In January 2018, Tucker held one of these meetings on the issue of race and faith. Initially supported by the school, Tucker’s discussion drew heated criticism from parents for covering topics that included white privilege and systemic bias against people of color. Things devolved quickly from there. Explaining that it disagreed with Tucker’s reading of scripture, Faith Christian took away his supervision of weekly chapel meetings. Tucker resisted, and the school demoted him to his teaching duties only. By the end of February, it had fired him outright.
Tucker sued Faith Christian for wrongful termination and argued that the decision to fire him violated Title VII of the Civil Rights Act because he had opposed alleged race discrimination at the school. The school asked for the case to be dismissed under the ministerial exception.

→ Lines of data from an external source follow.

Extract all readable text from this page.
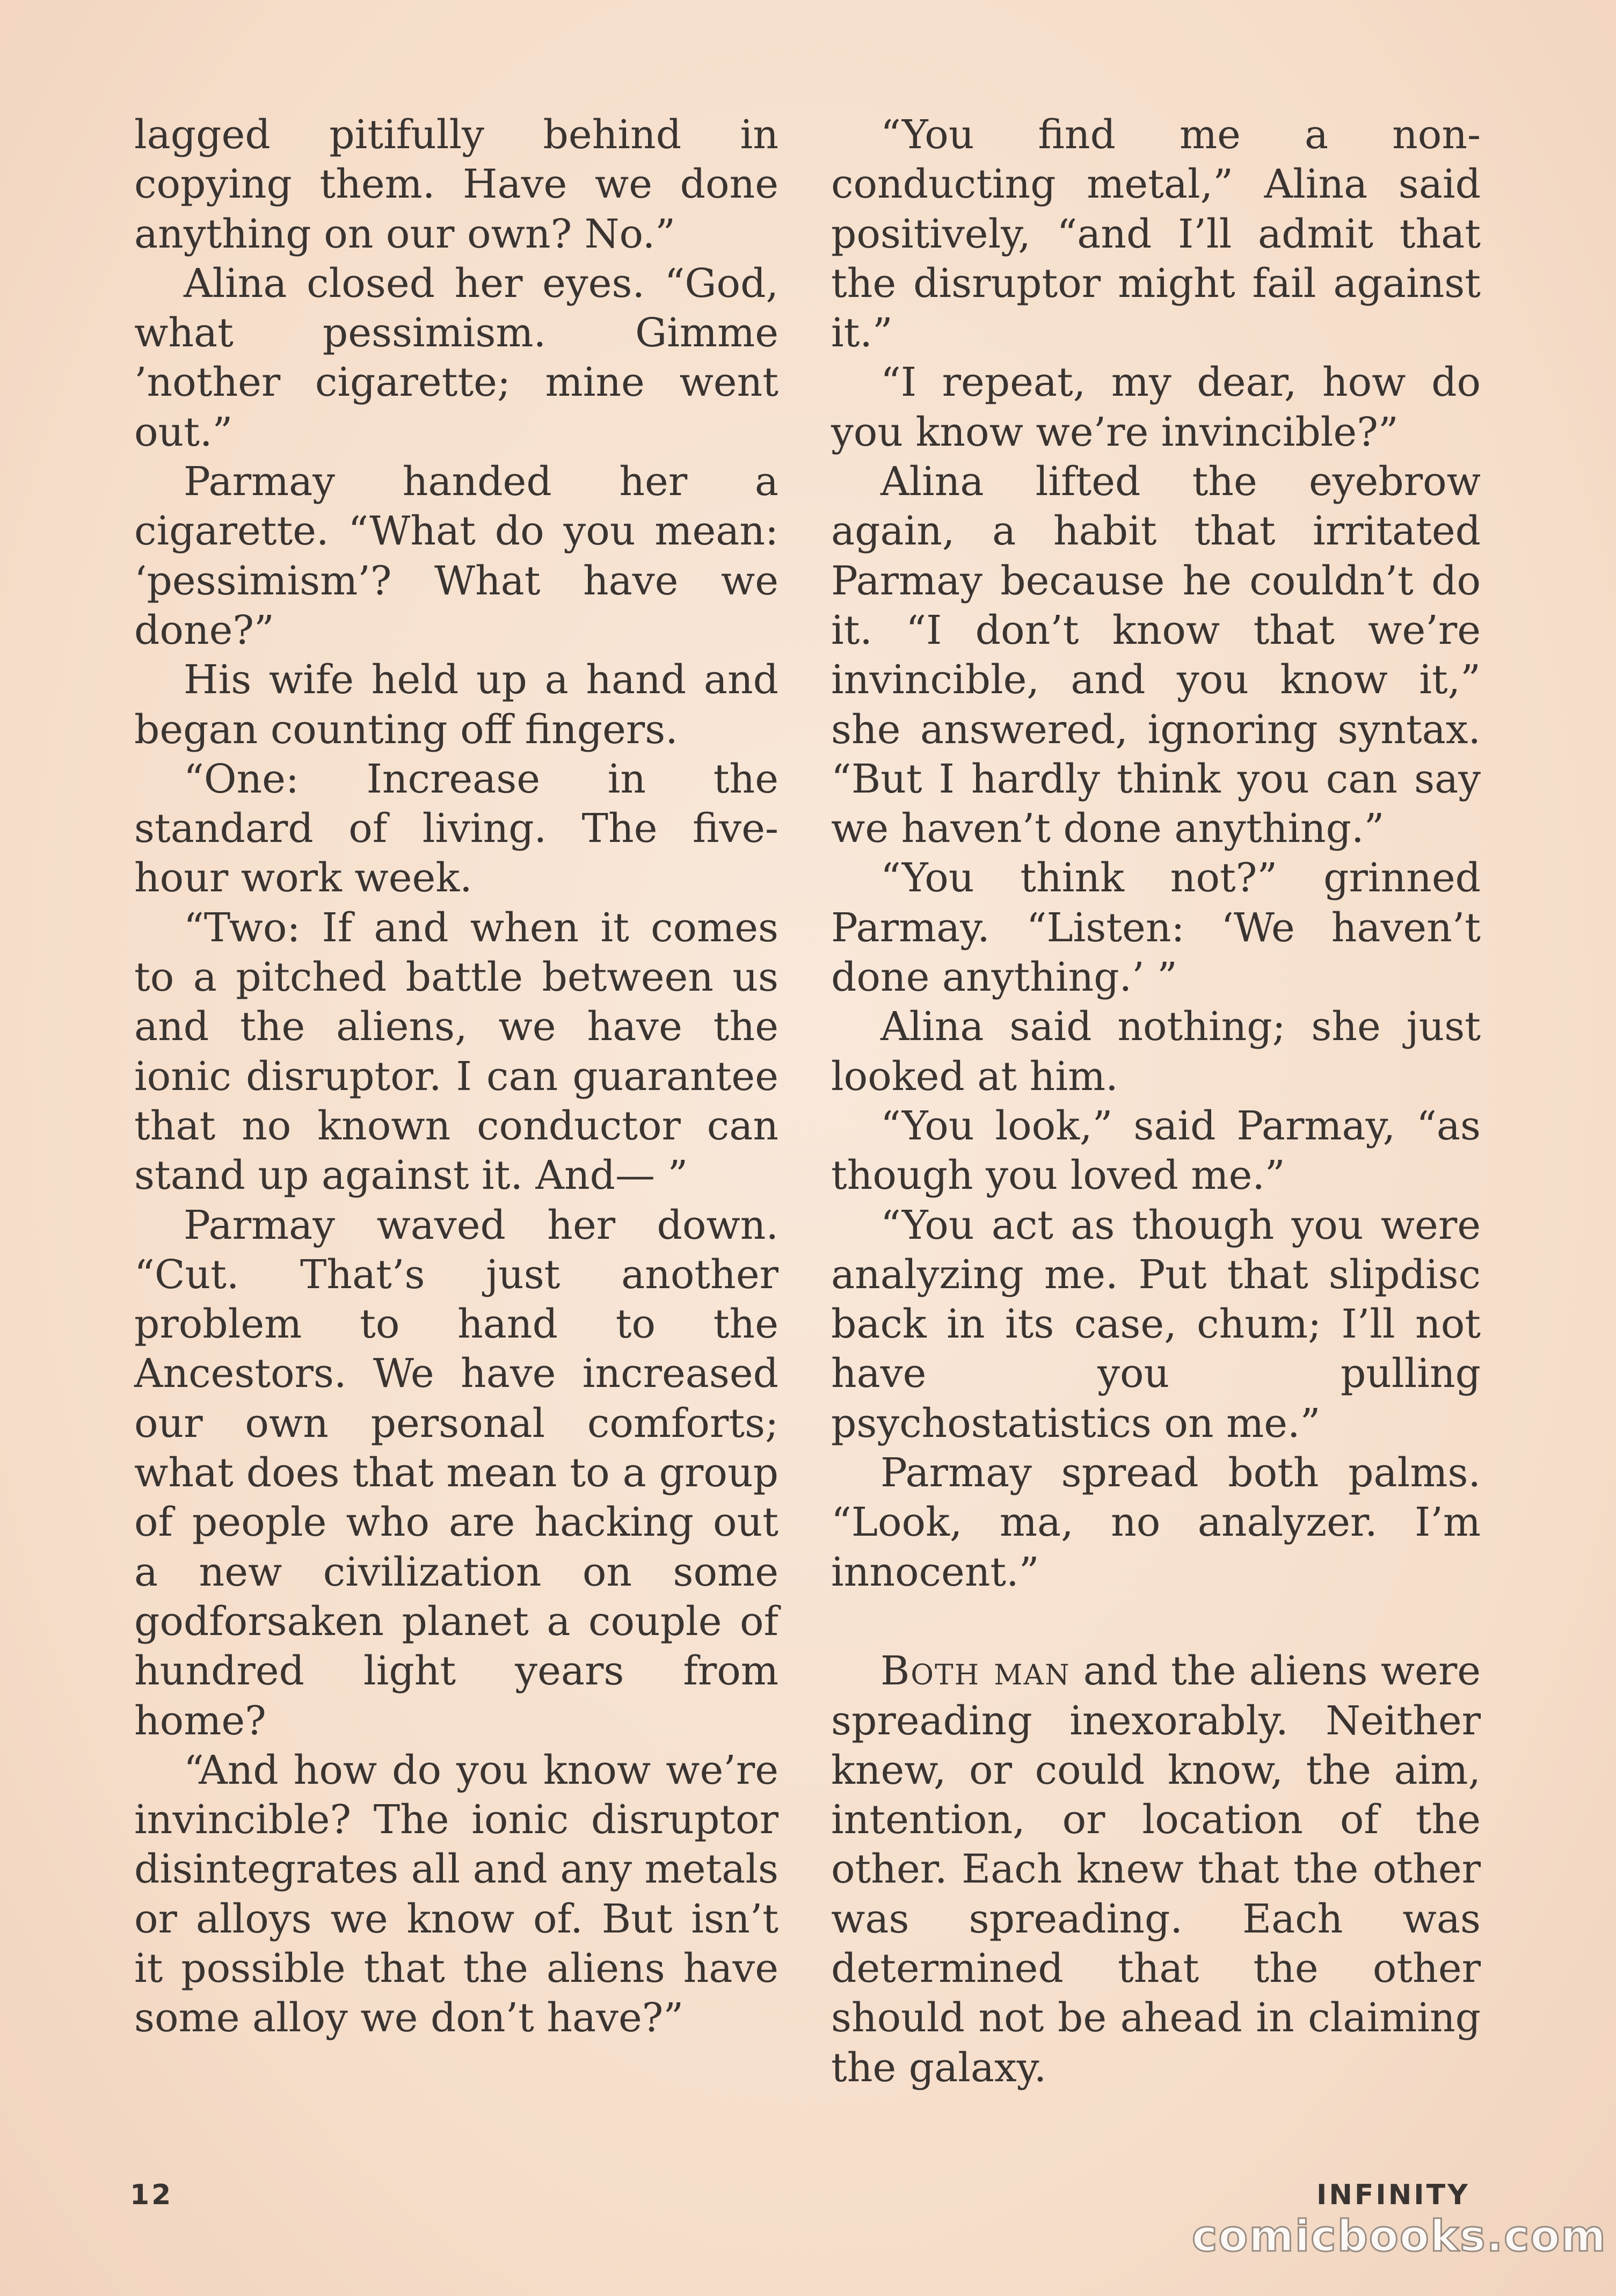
lagged pitifully behind in copying them. Have we done anything on our own? No.”

Alina closed her eyes. “God, what pessimism. Gimme ’nother cigarette; mine went out.”

Parmay handed her a cigarette. “What do you mean: ‘pessimism’? What have we done?”

His wife held up a hand and began counting off fingers.

“One: Increase in the standard of living. The five-hour work week.

“Two: If and when it comes to a pitched battle between us and the aliens, we have the ionic disruptor. I can guarantee that no known conductor can stand up against it. And— ”

Parmay waved her down. “Cut. That’s just another problem to hand to the Ancestors. We have increased our own personal comforts; what does that mean to a group of people who are hacking out a new civilization on some godforsaken planet a couple of hundred light years from home?

“And how do you know we’re invincible? The ionic disruptor disintegrates all and any metals or alloys we know of. But isn’t it possible that the aliens have some alloy we don’t have?”

“You find me a non-conducting metal,” Alina said positively, “and I’ll admit that the disruptor might fail against it.”

“I repeat, my dear, how do you know we’re invincible?”

Alina lifted the eyebrow again, a habit that irritated Parmay because he couldn’t do it. “I don’t know that we’re invincible, and you know it,” she answered, ignoring syntax. “But I hardly think you can say we haven’t done anything.”

“You think not?” grinned Parmay. “Listen: ‘We haven’t done anything.’ ”

Alina said nothing; she just looked at him.

“You look,” said Parmay, “as though you loved me.”

“You act as though you were analyzing me. Put that slipdisc back in its case, chum; I’ll not have you pulling psychostatistics on me.”

Parmay spread both palms. “Look, ma, no analyzer. I’m innocent.”

Both man and the aliens were spreading inexorably. Neither knew, or could know, the aim, intention, or location of the other. Each knew that the other was spreading. Each was determined that the other should not be ahead in claiming the galaxy.

12	INFINITY
comicbooks.com
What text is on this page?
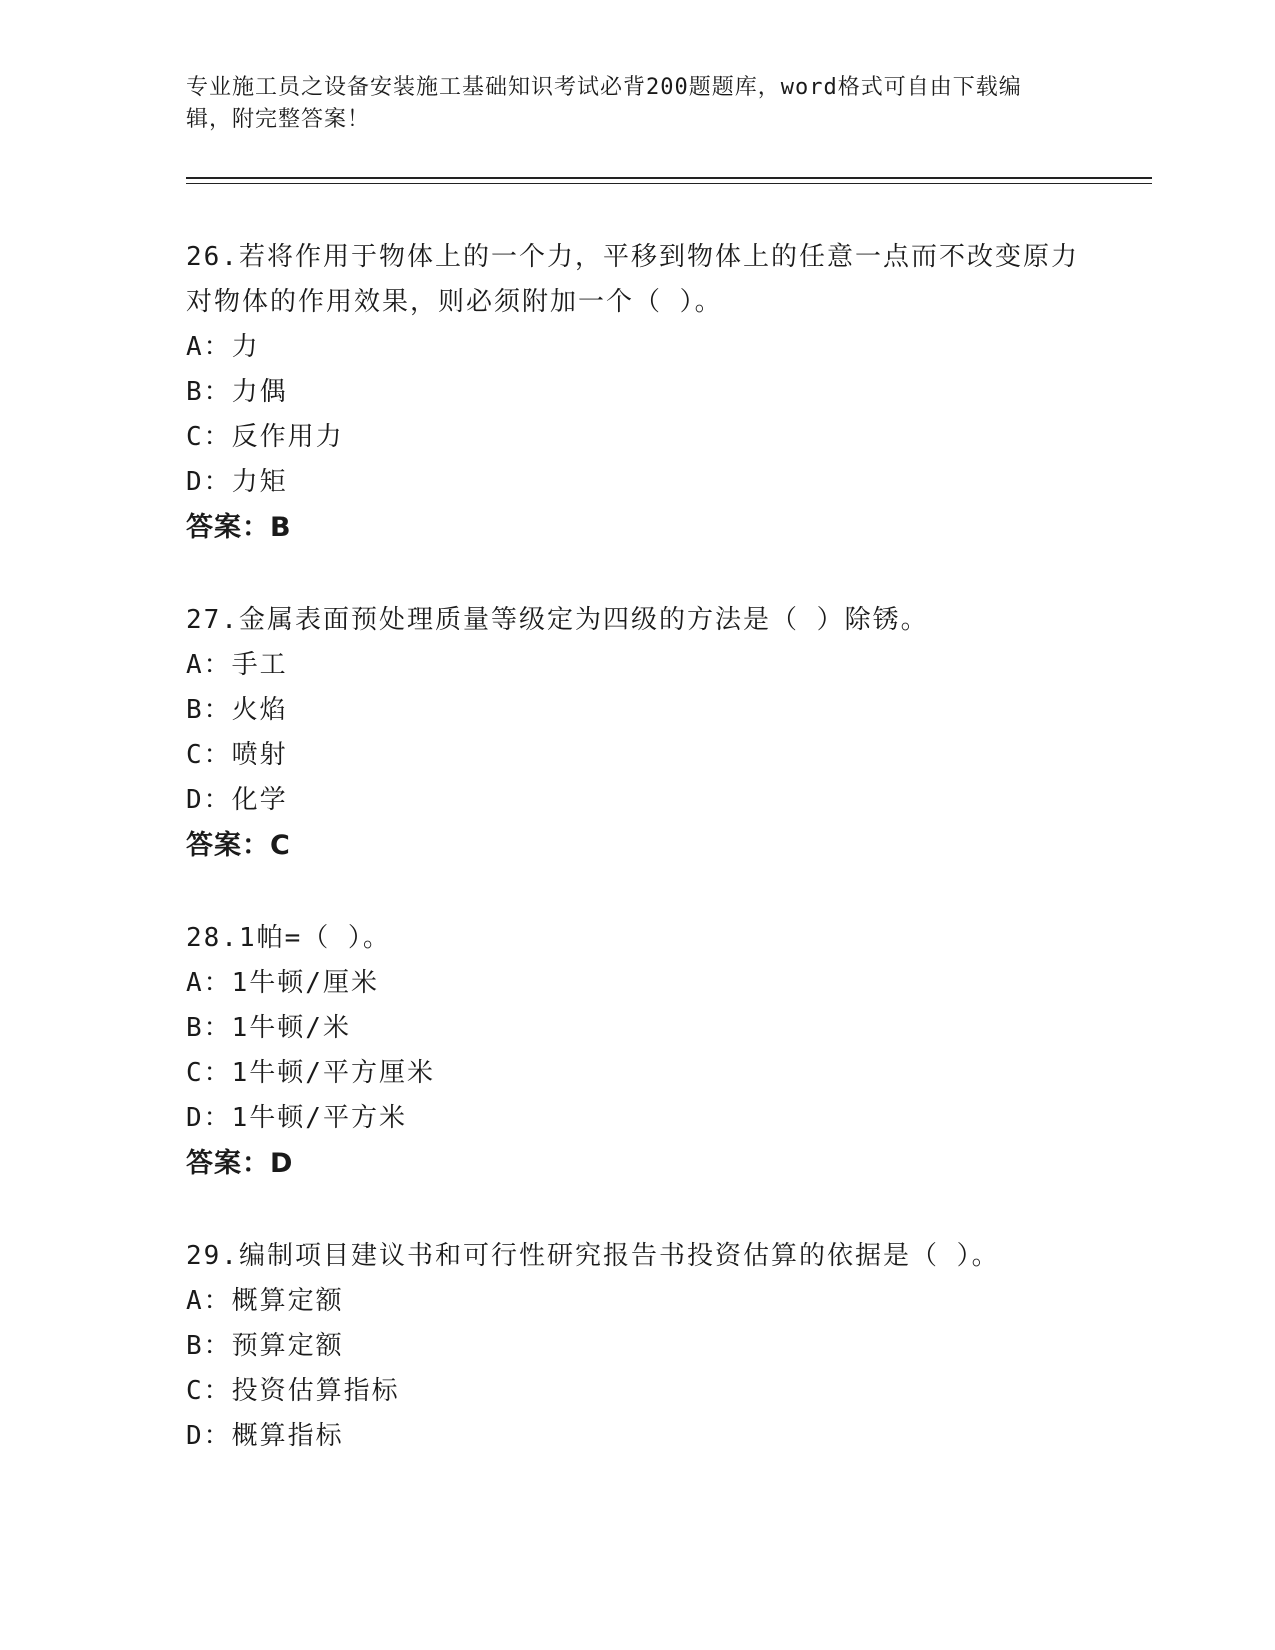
专业施工员之设备安装施工基础知识考试必背200题题库，word格式可自由下载编辑，附完整答案！
26.若将作用于物体上的一个力，平移到物体上的任意一点而不改变原力对物体的作用效果，则必须附加一个（ ）。
A：力
B：力偶
C：反作用力
D：力矩
答案：B
27.金属表面预处理质量等级定为四级的方法是（ ）除锈。
A：手工
B：火焰
C：喷射
D：化学
答案：C
28.1帕=（ ）。
A：1牛顿/厘米
B：1牛顿/米
C：1牛顿/平方厘米
D：1牛顿/平方米
答案：D
29.编制项目建议书和可行性研究报告书投资估算的依据是（ ）。
A：概算定额
B：预算定额
C：投资估算指标
D：概算指标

Both a federal district court and the U.S. Court of Appeals for the 10th Circuit refused to quash Tucker’s lawsuit. Whether Tucker served as a minister is a difficult question for a jury to answer, the 10th Circuit explained. Although the ministerial exception might ultimately shield Faith Christian from liability, the court ruled, it does not protect the school against having to litigate Tucker’s lawsuit at all.
In Faith Bible Chapel International v. Tucker, the school asks the justices to step in. Faith Christian argues that the question whether Tucker is a “minister” and the decision to fire him are matters of internal church doctrine, and that subjecting it to a long and costly trial would violate the purpose of the First Amendment’s protections for religious employers. In the case denied last February, four justices concluded that the ministerial-exception determination wasn’t yet ready for review. Here, the school contends, the timing issue itself is the question.
The group representing Faith Christian filed another petition, Synod of Bishops of the Russian Orthodox Church Outside of Russia v. Belya, raising similar issues. In that case, the question is whether a church can invoke the First Amendment to avoid a defamation suit from a former priest suspended in light of allegations that he forged documents to be appointed as a bishop.